Hacker News new | ask | show | jobs
by levl289 51 days ago
Yep, this is what I think about when “scaling” is mentioned. Maybe I’m too distributed-compute brained, but throwing CPU at a db isn’t what I was hoping would be the answer.
1 comments

So the point of distributed compute is to reduce the compute needed? I’ve generally found that distributed compute requires more compute than vertical scaling while getting clobbered by network bandwidth / latency.

Theoretically with 2 to 10x compute required and in practice 100 to 500x

I think for databases horizontal scaling for writes only makes sense once vertical scaling stops working. It comes with high complexity, annoying limitations, and often higher cost.

Horizontal scaling for reads on the other hand is much easier. If you have multiple replicas for high availability, you might as well put them to work. It can also reduce the risk for read heavy tasks interfering with transaction processing.

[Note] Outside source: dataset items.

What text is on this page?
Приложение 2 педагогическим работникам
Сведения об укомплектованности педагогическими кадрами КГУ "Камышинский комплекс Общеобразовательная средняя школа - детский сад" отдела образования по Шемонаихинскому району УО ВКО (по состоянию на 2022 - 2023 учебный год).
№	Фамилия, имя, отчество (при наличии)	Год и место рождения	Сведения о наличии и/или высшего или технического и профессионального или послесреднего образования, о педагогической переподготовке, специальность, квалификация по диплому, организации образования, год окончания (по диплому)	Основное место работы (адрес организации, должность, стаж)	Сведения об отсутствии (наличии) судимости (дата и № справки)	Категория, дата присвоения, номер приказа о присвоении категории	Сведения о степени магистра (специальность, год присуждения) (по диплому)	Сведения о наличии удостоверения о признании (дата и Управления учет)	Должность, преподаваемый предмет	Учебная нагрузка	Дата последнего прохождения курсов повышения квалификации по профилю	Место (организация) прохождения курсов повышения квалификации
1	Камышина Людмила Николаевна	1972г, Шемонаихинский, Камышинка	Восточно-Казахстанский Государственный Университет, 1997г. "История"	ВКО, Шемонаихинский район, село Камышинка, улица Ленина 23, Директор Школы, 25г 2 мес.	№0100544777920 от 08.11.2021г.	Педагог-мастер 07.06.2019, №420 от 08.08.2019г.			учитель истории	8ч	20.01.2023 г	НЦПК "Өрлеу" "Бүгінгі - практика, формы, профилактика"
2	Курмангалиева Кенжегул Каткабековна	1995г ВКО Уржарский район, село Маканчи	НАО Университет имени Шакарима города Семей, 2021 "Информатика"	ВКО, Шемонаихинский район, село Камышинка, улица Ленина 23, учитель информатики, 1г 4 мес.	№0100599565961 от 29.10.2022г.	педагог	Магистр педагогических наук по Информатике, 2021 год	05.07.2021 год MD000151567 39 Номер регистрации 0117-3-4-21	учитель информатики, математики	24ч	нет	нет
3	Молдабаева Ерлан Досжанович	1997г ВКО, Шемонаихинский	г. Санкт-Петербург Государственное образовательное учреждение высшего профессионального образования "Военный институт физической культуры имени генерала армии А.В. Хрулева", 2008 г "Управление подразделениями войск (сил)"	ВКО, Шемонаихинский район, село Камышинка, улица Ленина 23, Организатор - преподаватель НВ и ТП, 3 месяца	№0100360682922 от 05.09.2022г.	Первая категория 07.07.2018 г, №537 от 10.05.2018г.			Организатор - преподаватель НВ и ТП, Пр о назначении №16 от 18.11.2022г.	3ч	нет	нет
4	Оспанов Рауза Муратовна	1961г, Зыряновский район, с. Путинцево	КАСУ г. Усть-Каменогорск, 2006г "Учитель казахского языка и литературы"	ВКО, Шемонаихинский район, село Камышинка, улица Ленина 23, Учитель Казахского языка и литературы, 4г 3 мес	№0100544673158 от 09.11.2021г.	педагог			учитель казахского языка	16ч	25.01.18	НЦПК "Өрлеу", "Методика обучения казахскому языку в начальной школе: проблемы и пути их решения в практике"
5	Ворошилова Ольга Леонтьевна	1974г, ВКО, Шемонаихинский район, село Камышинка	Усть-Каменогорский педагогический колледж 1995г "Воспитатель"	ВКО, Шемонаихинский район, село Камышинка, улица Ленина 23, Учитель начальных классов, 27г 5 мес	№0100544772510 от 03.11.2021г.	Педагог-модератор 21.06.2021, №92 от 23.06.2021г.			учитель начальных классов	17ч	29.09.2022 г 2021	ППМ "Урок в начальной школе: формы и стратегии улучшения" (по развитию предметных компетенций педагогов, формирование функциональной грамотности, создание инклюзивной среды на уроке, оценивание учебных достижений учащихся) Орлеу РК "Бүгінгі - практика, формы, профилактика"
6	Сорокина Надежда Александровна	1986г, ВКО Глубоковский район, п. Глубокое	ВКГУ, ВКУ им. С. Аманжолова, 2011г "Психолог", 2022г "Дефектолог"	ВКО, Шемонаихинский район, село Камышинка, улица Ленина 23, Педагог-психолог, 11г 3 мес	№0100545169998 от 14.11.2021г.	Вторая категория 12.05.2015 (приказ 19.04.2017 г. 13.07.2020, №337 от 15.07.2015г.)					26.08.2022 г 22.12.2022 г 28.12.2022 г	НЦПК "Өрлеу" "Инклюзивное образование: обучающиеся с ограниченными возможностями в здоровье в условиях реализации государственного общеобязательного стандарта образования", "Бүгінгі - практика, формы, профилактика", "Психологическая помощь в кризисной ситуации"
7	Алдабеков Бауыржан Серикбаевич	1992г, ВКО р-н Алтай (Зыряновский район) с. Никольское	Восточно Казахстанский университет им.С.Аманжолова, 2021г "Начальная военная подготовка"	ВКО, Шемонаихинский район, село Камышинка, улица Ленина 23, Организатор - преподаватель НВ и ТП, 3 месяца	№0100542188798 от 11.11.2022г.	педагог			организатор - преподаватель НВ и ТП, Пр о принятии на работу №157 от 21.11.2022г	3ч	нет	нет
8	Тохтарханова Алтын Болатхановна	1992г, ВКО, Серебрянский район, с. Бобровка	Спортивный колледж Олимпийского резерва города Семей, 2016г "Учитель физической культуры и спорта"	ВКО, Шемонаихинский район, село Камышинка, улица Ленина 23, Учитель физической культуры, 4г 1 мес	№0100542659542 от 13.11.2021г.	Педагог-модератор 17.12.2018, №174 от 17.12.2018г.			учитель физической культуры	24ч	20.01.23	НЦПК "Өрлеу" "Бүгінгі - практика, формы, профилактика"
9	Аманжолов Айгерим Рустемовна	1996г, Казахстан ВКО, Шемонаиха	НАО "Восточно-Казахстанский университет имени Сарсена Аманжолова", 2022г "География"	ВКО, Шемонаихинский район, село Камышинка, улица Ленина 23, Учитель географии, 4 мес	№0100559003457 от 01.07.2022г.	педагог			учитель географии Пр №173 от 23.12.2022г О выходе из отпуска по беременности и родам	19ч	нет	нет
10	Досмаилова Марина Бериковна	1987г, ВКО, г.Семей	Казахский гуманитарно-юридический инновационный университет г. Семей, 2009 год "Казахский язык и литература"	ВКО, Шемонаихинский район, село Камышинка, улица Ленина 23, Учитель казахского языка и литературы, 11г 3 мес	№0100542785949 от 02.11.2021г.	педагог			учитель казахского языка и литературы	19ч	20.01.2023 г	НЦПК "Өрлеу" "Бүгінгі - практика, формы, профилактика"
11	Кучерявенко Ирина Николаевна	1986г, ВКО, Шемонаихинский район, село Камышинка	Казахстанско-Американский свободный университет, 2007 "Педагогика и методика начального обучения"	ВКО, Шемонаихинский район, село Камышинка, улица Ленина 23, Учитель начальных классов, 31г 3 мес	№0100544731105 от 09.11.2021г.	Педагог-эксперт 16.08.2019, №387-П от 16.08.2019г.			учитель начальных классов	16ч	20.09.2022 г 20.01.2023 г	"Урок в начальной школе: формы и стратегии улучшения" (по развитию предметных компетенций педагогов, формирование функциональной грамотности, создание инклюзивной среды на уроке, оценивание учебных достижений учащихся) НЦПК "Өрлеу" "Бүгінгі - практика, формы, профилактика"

You can even go a step further and replicate to a database that's optimized for analytical tasks.

Horizontal scaling for stateless applications (e.g. web servers or job processors) is often easier and more robust than vertical scaling, with little to no downsides.

The point of distributed computing is to do computing that you can't do on a vertically scaled system or to increase availability.

If you're doing it for other reasons it's usually a mistake.

The advice I’ve gotten is that you want to move computation to data that is already distributed. The cost of moving large amounts of data usually dwarfs compute costs (usually, not always), and so the performance win comes from distributing the computation and then (depending on the problem) centralizing aggregate results.
Another pretty good reason to do distributed computing is to move the computation closer to where the data is or where the data will be consumed.